Seinen Namen will er nicht nennen. Der tue nichts zur Sache. Von seiner Tat will er trotzdem berichten. Weil er hofft, dass es Nachahmer gibt. Handeln statt Zuschauen, könnte das Motto lauten. Leben retten, statt Videos drehen.

Es war Sonntagmittag als Helmut W. (Name erfunden) mit seiner Frau und deren Mutter aus Richtung Mainbernheim nach Kitzingen fuhr. Kurz vor der Einmündung in den Kreisel hat er aus dem rechten Seitenfenster geschaut und war erstaunt: Rauch drang aus dem Fenster eines Mehrfamilienhauses. Von den Rettungskräften oder der Feuerwehr keine Spur. Helmut W. zögerte nicht: Er nahm die erste Ausfahrt und bog in die Max-Planck-Straße ein.

„Das war wohl Intuition“, sagt er zwei Tage später am Telefon. Der selbstständige Schreiner aus dem Landkreis Kitzingen kam gerade noch rechtzeitig. Ein Mann erschien am Fenster, im Arm ein kleines Kind. Rund fünf Meter waren es vom ersten Stock bis zum Boden. „Zum Glück bin ich groß und kräftig“, sagt Helmut W. und muss lachen. Er gab dem Mann mit Zeichen zu verstehen, dass er das Kind auffangen würde. „Er hat es an den Armen zum Fenster rausgehalten und losgelassen“, erinnert sich Helmut W. Rund zwei Meter freier Fall. Dann landete das eineinhalb Jahre Kind in seinen Armen.

„Ich habe es gleich meiner Frau und ihrer Mutter übergeben“, erinnert er sich. Denn der verängstigte Vater tauchte erneut am Fenster auf. Im Arm ein zweites Kind. Wieder konnte es Helmut W. sicher auffangen, gleich darauf kam schon das dritte Kind.

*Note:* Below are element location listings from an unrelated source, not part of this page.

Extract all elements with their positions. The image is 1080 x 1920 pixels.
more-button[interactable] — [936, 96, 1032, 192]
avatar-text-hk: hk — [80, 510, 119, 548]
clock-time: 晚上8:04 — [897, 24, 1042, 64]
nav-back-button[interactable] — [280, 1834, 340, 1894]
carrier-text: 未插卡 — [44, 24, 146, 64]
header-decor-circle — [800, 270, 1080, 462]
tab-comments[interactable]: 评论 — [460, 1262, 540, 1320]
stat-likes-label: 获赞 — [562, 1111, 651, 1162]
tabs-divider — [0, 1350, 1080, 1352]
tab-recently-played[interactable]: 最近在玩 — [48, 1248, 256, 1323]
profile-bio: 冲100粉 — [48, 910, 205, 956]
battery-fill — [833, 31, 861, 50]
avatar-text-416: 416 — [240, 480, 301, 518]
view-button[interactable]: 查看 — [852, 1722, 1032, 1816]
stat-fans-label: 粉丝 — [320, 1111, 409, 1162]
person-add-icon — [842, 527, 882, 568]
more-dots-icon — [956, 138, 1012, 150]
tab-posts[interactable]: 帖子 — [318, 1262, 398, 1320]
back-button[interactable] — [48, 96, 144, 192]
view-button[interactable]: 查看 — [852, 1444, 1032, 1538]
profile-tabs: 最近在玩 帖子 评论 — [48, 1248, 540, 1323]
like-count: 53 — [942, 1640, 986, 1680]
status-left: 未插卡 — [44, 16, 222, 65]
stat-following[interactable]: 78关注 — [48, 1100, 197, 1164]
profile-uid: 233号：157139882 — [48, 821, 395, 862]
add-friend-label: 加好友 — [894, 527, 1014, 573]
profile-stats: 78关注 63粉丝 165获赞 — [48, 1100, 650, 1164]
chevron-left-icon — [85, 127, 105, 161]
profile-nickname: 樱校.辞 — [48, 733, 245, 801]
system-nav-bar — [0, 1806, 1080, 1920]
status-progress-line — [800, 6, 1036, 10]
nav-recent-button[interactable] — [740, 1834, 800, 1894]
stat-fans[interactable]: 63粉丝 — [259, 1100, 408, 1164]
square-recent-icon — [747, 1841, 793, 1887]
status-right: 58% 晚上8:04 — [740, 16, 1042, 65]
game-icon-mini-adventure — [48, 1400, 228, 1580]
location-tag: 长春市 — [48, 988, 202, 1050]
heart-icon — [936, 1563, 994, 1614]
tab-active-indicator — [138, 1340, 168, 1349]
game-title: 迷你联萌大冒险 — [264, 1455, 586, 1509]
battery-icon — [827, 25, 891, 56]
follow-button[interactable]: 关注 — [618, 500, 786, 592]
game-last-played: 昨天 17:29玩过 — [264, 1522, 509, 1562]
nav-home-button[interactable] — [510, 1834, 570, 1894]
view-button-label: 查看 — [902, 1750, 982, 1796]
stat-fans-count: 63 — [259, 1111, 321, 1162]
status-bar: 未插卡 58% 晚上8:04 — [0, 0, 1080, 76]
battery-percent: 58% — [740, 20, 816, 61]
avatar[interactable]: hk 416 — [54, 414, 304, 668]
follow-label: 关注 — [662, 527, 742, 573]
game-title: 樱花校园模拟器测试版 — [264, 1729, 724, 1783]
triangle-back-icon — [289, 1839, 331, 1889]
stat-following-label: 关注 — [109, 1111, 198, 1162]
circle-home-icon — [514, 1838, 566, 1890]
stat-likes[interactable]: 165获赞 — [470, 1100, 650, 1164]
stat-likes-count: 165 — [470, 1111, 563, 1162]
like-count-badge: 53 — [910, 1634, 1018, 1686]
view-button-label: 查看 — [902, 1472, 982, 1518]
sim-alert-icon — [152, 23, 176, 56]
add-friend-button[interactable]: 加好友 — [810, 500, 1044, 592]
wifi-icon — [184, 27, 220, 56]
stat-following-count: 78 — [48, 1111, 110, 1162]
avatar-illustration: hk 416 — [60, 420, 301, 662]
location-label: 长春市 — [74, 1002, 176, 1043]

Währenddessen wurde die Rauchentwicklung immer dichter und es hatten sich einige Schaulustige eingefunden. Hat jemand die Feuerwehr gerufen? Oder die Polizei? „Kann ich nicht mit Sicherheit sagen“, meint Helmut W. Was er weiß: Beinahe jeder hatte sein Handy in der Hand und filmte. Auch dann noch, als der Mann seine Frau aus dem Fenster hielt und fallen ließ. „Ich konnte sie noch ganz gut auffangen“, erinnert sich der Schreiner. Den Mann selbst, der als letzter aus dem Fenster sprang, konnte er nicht mehr ganz halten. „Im Gelenk des Daumens ist mir dabei wohl was gerissen“, sagt Helmut W. zwei Tage später. Den Unfallbericht muss er noch aufsetzen.

Am Sonntagmittag hat er nicht lange überlegt, sondern beherzt gehandelt. Drei weitere Wohnungen gibt es in dem Haus. Ob alle Bewohner schon im Freien waren, konnte ihm niemand beantworten. „Also bin ich rein und habe gegen die Wohnungstüren gehämmert und geklingelt.“ Die meisten Bewohner hatten noch gar nichts von der Rauchentwicklung im ersten Stock mitbekommen.

Als Helmut W. wieder an die frische Luft kam, war die Feuerwehr und Polizei immer noch nicht am Ort. „Ich habe in die Runde gefragt, ob jemand die 112 gerufen hat“, erinnert er sich. „Die standen alle nur da und haben gefilmt. Da bin ich doch ein bisschen lauter geworden.“

Als die Feuerwehren aus Kitzingen und Sickershausen schließlich mit zahlreichen Einsatzkräften vor Ort waren, hatten sie den Brand rasch im Griff. Die Familie und der 50-Jährige Retter wurden vor Ort vom Rettungsdienst medizinisch versorgt. Sie hatten eine leichte Rauchgasvergiftung erlitten. Die Mutter blieb mit ihren Kindern für eine Nacht zur Beobachtung in einer Klinik.

Die Brandermittler fanden heraus, dass das Feuer in einem der Kinderzimmer ausgebrochen war. Die genaue Ursache ist jetzt Gegenstand der weiteren Ermittlungen der Kripo Würzburg. Der Schaden wird sich groben Schätzungen zufolge im fünfstelligen Bereich bewegen. Das Polizeipräsidium Unterfranken bedankt sich in seiner Pressemitteilung ausdrücklich für das umsichtige Handeln des Ersthelfers, weist aber gleichzeitig darauf hin, sich in einer solchen Situation nicht selbst in Gefahr zu bringen. Helmut W. weiß das. „Aber in so einem Moment denkt man nicht nach, sondern rennt und handelt.“ Zumindest er hat das getan – während die meisten anderen nur dabei standen und filmten.